In this article, we will learn how to use AutoVIML to reduce the time and effort involved in creating machine learning models. We will see how the various parameters we use in AutoVIML affect the forecast.

Install AutoVIML

Like any other python library, autoviml we will install through pip…

pip install autoviml

Importing AutoVIML

from autoviml.Auto_ViML import Auto_ViML

Loading the dataset

Any dataset is suitable for mastering AutoVIML. For this article, I’m using a heart disease dataset that you can download from Kaggle. It has various attributes and a target variable.

import pandas as pd
df = pd.read_csv('heart_d.csv')
df

Now let’s figure out how to use autoviml to create a forecasting model with this dataset, and what parameters are in AutoVIML.

#Basic Example with all parameters
model, features, trainm, testm = Auto_ViML(
    train,
    target,
    test,
    sample_submission,
    hyper_param="GS",
    feature_reduction=True,
    scoring_parameter="weighted-f1",
    KMeans_Featurizer=False,
    Boosting_Flag=False,
    Binning_Flag=False,
    Add_Poly=False,
    Stacking_Flag=False,
    Imbalanced_Flag=False,
    verbose=0,
)

From the code above, you can see how to create a model using AutoVIML, and what parameters we can use. Now let’s discuss in detail what these parameters are responsible for.
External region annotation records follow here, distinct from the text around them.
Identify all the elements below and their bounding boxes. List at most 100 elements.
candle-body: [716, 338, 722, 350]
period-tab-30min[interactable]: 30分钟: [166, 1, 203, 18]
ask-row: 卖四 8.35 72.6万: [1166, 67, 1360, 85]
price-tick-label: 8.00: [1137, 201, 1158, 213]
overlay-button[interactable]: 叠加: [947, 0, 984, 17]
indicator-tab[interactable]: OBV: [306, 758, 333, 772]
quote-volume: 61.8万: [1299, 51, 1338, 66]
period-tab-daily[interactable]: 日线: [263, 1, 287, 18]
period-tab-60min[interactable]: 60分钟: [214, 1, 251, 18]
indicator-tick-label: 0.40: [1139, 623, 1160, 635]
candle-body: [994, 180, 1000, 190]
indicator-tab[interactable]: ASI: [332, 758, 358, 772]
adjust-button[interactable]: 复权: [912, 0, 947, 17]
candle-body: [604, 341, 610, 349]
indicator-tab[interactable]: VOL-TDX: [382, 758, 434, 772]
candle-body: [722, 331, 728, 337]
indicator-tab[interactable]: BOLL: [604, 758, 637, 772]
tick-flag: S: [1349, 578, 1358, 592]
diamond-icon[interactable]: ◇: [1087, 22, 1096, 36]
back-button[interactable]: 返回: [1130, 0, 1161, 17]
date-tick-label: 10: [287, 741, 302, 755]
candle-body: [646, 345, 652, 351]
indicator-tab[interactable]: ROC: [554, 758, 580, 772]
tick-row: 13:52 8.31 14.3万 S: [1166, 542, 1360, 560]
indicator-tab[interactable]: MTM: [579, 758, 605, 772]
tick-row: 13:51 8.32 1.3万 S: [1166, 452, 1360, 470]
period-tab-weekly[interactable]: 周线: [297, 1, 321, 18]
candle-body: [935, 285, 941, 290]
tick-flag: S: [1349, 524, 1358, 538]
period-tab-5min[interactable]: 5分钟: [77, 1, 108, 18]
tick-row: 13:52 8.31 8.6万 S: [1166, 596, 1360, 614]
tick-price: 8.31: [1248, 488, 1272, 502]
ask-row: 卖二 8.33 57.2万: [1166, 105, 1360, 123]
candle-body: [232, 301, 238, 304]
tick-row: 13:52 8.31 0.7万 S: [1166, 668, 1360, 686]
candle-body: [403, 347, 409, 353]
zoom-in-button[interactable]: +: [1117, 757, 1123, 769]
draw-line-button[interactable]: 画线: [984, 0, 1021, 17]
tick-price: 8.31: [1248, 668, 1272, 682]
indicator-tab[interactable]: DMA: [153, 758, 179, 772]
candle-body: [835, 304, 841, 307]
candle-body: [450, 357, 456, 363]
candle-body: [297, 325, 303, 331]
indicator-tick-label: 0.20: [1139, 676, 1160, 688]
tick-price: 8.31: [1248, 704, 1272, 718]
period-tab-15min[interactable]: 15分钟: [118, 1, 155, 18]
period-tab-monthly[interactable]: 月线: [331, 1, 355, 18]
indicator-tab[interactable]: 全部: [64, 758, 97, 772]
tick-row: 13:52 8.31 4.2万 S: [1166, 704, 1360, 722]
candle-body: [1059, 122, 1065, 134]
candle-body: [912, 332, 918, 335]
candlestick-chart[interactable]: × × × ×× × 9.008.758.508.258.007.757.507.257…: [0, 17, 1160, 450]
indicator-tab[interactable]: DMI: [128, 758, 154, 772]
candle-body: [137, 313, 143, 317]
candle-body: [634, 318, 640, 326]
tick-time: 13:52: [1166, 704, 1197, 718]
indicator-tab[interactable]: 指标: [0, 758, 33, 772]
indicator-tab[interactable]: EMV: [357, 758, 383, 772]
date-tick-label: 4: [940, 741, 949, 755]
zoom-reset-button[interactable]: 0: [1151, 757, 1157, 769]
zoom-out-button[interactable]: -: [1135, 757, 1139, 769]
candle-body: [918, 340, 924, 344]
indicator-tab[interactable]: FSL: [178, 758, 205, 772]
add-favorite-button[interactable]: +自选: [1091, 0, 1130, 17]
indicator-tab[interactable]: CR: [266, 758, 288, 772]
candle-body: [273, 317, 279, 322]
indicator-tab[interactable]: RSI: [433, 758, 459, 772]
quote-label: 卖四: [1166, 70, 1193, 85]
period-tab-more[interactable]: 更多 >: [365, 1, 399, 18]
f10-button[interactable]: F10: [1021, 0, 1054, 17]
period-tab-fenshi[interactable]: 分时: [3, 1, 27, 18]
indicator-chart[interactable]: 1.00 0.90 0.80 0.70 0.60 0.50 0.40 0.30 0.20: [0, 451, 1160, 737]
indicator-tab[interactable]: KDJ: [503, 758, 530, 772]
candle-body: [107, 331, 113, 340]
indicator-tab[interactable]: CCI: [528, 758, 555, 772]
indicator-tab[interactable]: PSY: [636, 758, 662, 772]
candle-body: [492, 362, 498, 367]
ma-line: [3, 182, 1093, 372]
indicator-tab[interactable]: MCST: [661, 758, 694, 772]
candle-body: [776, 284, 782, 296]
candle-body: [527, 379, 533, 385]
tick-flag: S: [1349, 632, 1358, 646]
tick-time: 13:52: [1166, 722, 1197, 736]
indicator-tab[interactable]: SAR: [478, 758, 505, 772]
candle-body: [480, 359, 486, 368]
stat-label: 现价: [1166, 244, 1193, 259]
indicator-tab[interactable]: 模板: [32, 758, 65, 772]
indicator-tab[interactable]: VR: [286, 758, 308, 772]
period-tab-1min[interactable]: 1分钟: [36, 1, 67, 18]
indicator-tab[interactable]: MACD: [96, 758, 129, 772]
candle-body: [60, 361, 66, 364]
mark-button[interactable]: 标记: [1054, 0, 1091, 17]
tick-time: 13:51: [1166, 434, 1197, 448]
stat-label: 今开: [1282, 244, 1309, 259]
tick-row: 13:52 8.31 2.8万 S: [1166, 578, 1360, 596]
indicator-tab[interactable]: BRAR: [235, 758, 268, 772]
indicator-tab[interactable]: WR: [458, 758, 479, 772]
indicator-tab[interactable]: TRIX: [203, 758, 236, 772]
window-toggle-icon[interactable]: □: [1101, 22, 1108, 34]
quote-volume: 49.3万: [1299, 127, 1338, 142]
train: should contain the location of your dataset or if you uploaded it to dataframethen name dataframe… In our case, we loaded it into dataframe With name “df“, So we will give it the value”df“.
target: contains the name of the target variable. In our case, it is called “TenYearCHD“.
test: contains a test dataset. We can also leave it blank (and use ””) if you do not have any test dataset so that AutoVIML separates the dataset into training and test.
sample_submission: we will leave it blank so that it will automatically create a view in the local directory.
hyper_param: We will use RandomizedSearchCV because it is three times faster than Grid Search CV. Let’s give it the value “RS”.
feature_reduction: Set to true to account for the most important predictor variable for creating the model.
scoring_parameter: you can set your own scoring parameter or it will be selected according to the model. Here we use “Weighted-f1“.
KMeans_featurizer: This parameter must be true for a linear classifier and false for XGboost or a random classifier, otherwise there is a risk of overfitting.
boosting_flag: used for boosting. Let’s put the value false…
binning_flag: defaults to false, but can be set to true when we want to convert the upper numeric variables to binary.
add_poly: install in false…
stacking_flag: defaults to false. If set to true, then an additional function will be added, which is derived from the predictions of another model. Leave it false.
Imbalanced_flag: if there is a value true, then it will check the data for balance and remove the imbalance using the method SMOTING…
Verbose: Typically used to display the steps in progress. Let’s set the value to 3.

Now let’s use all these parameters for our dataset and create the most efficient model with high accuracy using AutoVIML.

model, features, trainm, testm = Auto_ViML(
    train=df,
    target="TenYearCHD",
    test="",
    sample_submission="",
    hyper_param="RS",
    feature_reduction=True,
    scoring_parameter="weighted-f1",
    KMeans_Featurizer=False,
    Boosting_Flag=True,
    Binning_Flag=False,
    Add_Poly=False,
    Stacking_Flag=True,
    Imbalanced_Flag=True,
    verbose=3
)

Let’s analyze the result.

1. Part of data analysis

2. Data cleaning and feature selection

3. Balancing data and creating models

4. Classification report and adjacency matrix

5. Model rendering

6. Signs importance and predictive probability

In the set above, we saw how AutoVIML processes the data, cleans it up, balances the result variable and creates a better model along with visualizations for better understanding.

Likewise, you can learn AutoVIML using various datasets and share your experience in the comments. AutoVIML is an easy way to create powerful machine learning models based on your dataset.